Прораба он, видимо, вставил из-за меня.

Старик настроился на философский лад.

— Не кажется ли тебе, что люди как бы делятся на две категории? По-моему, да. Одни ценят лишь то, что соответствует правилам, что стандартно, все, что отвечает их пониманию добра и красоты. Возьмем лесничих, их понимание красивой сосны. Она должна быть высокой, стройной, толстой, иметь мало суков, это так называемая корабельная сосна, в иных местах такое дерево называют строевым. Хваленая корабельная сосна дает хороший выход балок и досок и другой поделочной древесины. Чем больше кубатура, тем ценнее дерево, тем выше качество. Таких, как я, они не ценят. Я в их глазах неполноценный, урод. Наказание для леса. В их глазах дерево само по себе пустяк. Их мерилом, как я только что сказал, является полезность. Повторяю: вы оцениваете все вещи, предметы и явления лишь с точки зрения человеческой выгоды и пользы, поэтому рано или поздно вы и сгинете… Земля и Вселенная сотворены не ради человека, растительный мир старше человеческого. Извини, что я немного ушел в сторону, сейчас вернусь к главному. Значит, так: одни высоко ценят все традиционное, привычное, соответствующее правилам и стереотипу. Другие — их гораздо меньше — ищут и ценят исключительно то, что отклоняется от нормы, является своеобразным и самобытным. По мнению этих людей, красива именно извитая, с покореженными ветвями, кряжистая приморская сосна. Среди подобных чудаков можно найти художников, рисовальщиков и графиков, которым любы такие, как я. Только не у всех художников есть на это глаз. Одни ищут общее, другие исключительное. Может, ты читал, что их лесничие, то есть теоретики и критики, которые пытаются объяснять и оценивать искусство, утверждают, что и в частном открывается общее. Это, конечно, так, только защитники общего норовят все же показывать общее именно через общее. Исключительное зачастую ищут опять-таки те, кто отвергает преобладание общего.

Чем дольше Старик философствовал, тем больше я изумлялся. Откуда дерево, пусть даже старое и много повидавшее на своем веку, набралось такой мудрости? Подобные рассуждения я читал на страницах газеты «Сирп я вазар» и журнала «Лооминг». «Сирп» и «Лооминг» я выписываю, в клубе строителей я считаюсь книголюбом. Правда, любителем плоховатым, который читать-то читает, но на литературные вечера не ходит. Не тянет меня на них, чтение — дело другое. Хорошо, я читаю, что пишут об искусстве, но откуда Старик черпает свои знания? Откуда?

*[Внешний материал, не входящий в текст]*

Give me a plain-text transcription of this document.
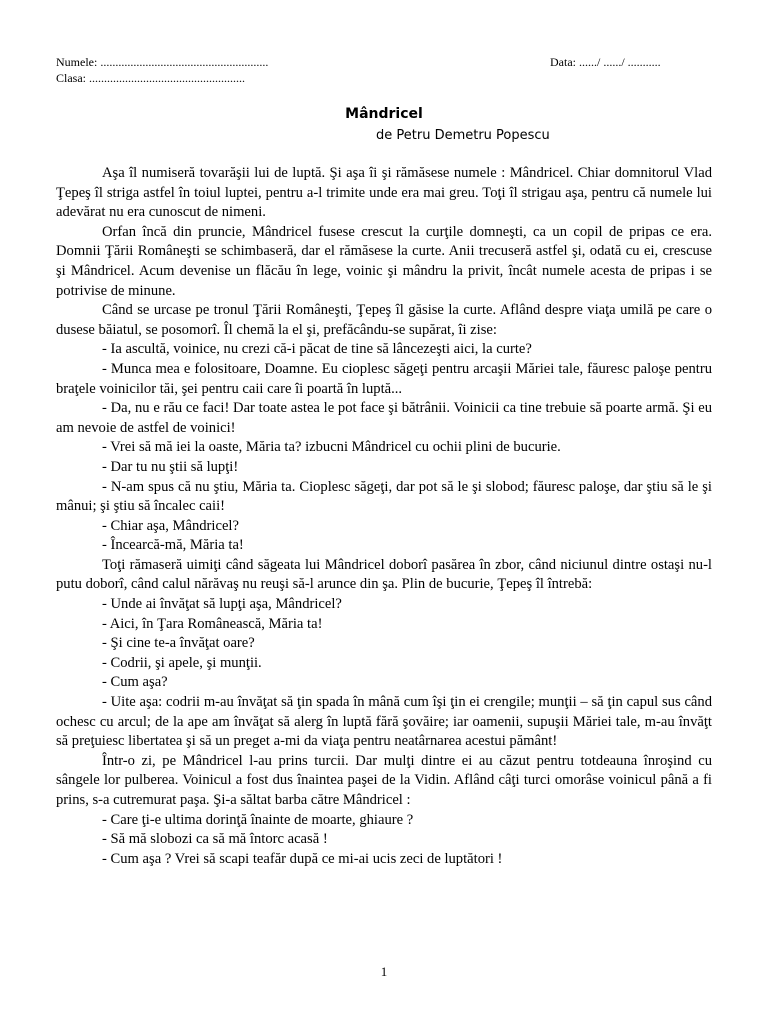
Numele: ........................................................	Data: ....../ ....../ ...........
Clasa: ....................................................
Mândricel
de Petru Demetru Popescu

Aşa îl numiseră tovarăşii lui de luptă. Şi aşa îi şi rămăsese numele : Mândricel. Chiar domnitorul Vlad Ţepeş îl striga astfel în toiul luptei, pentru a-l trimite unde era mai greu. Toţi îl strigau aşa, pentru că numele lui adevărat nu era cunoscut de nimeni.

Orfan încă din pruncie, Mândricel fusese crescut la curţile domneşti, ca un copil de pripas ce era. Domnii Ţării Româneşti se schimbaseră, dar el rămăsese la curte. Anii trecuseră astfel şi, odată cu ei, crescuse şi Mândricel. Acum devenise un flăcău în lege, voinic şi mândru la privit, încât numele acesta de pripas i se potrivise de minune.

Când se urcase pe tronul Ţării Româneşti, Ţepeş îl găsise la curte. Aflând despre viaţa umilă pe care o dusese băiatul, se posomorî. Îl chemă la el şi, prefăcându-se supărat, îi zise:

- Ia ascultă, voinice, nu crezi că-i păcat de tine să lâncezeşti aici, la curte?

- Munca mea e folositoare, Doamne. Eu cioplesc săgeţi pentru arcaşii Măriei tale, făuresc paloşe pentru braţele voinicilor tăi, şei pentru caii care îi poartă în luptă...

- Da, nu e rău ce faci! Dar toate astea le pot face şi bătrânii. Voinicii ca tine trebuie să poarte armă. Şi eu am nevoie de astfel de voinici!

- Vrei să mă iei la oaste, Măria ta? izbucni Mândricel cu ochii plini de bucurie.

- Dar tu nu ştii să lupţi!

- N-am spus că nu ştiu, Măria ta. Cioplesc săgeţi, dar pot să le şi slobod; făuresc paloşe, dar ştiu să le şi mânui; şi ştiu să încalec caii!

- Chiar aşa, Mândricel?

- Încearcă-mă, Măria ta!

Toţi rămaseră uimiţi când săgeata lui Mândricel doborî pasărea în zbor, când niciunul dintre ostaşi nu-l putu doborî, când calul nărăvaş nu reuşi să-l arunce din şa. Plin de bucurie, Ţepeş îl întrebă:

- Unde ai învăţat să lupţi aşa, Mândricel?

- Aici, în Ţara Românească, Măria ta!

- Şi cine te-a învăţat oare?

- Codrii, şi apele, şi munţii.

- Cum aşa?

- Uite aşa: codrii m-au învăţat să ţin spada în mână cum îşi ţin ei crengile; munţii – să ţin capul sus când ochesc cu arcul; de la ape am învăţat să alerg în luptă fără şovăire; iar oamenii, supuşii Măriei tale, m-au învăţt să preţuiesc libertatea şi să un preget a-mi da viaţa pentru neatârnarea acestui pământ!

Într-o zi, pe Mândricel l-au prins turcii. Dar mulţi dintre ei au căzut pentru totdeauna înroşind cu sângele lor pulberea. Voinicul a fost dus înaintea paşei de la Vidin. Aflând câţi turci omorâse voinicul până a fi prins, s-a cutremurat paşa. Şi-a săltat barba către Mândricel :

- Care ţi-e ultima dorinţă înainte de moarte, ghiaure ?

- Să mă slobozi ca să mă întorc acasă !

- Cum aşa ? Vrei să scapi teafăr după ce mi-ai ucis zeci de luptători !

1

Старик, казалось, прочел мои мысли.

— Тебе мои слова могут показаться странными. Мол, откуда он черпает свою премудрость? Года два тому назад меня рисовал один график. Назвал рисунок «Глубокая старость», что мне вовсе было не по душе. «Непокорный» подошло бы лучше. Или «Сила жизни», «Живучесть» или просто «Старая сосна». Хотя бы «Истерзанный». Я не считаю себя старцем. Какой я старец, если я цвету и даю шишки. Вокруг меня полно молодой поросли. Разговориться с графиком не пришлось, уж очень он был заносчивый. Хороший художник, но заносчивый. Говорил, что его не интересует мир вне его, а только его собственный внутренний мир. Он спорил со своим коллегой, который пришел к нему; тот все твердил, что искусство начинается с деформации, что рабское следование натуре — это смерть искусств, что настоящее искусство, втиснутое христианским мировоззрением в прокрустово ложе жизненной достоверности, лишь начинается и, вероятно, в следующее столетие уже можно будет кое-чего ожидать.

— У искусства свои закономерности, — пробормотал я, чтобы не выглядеть дураком.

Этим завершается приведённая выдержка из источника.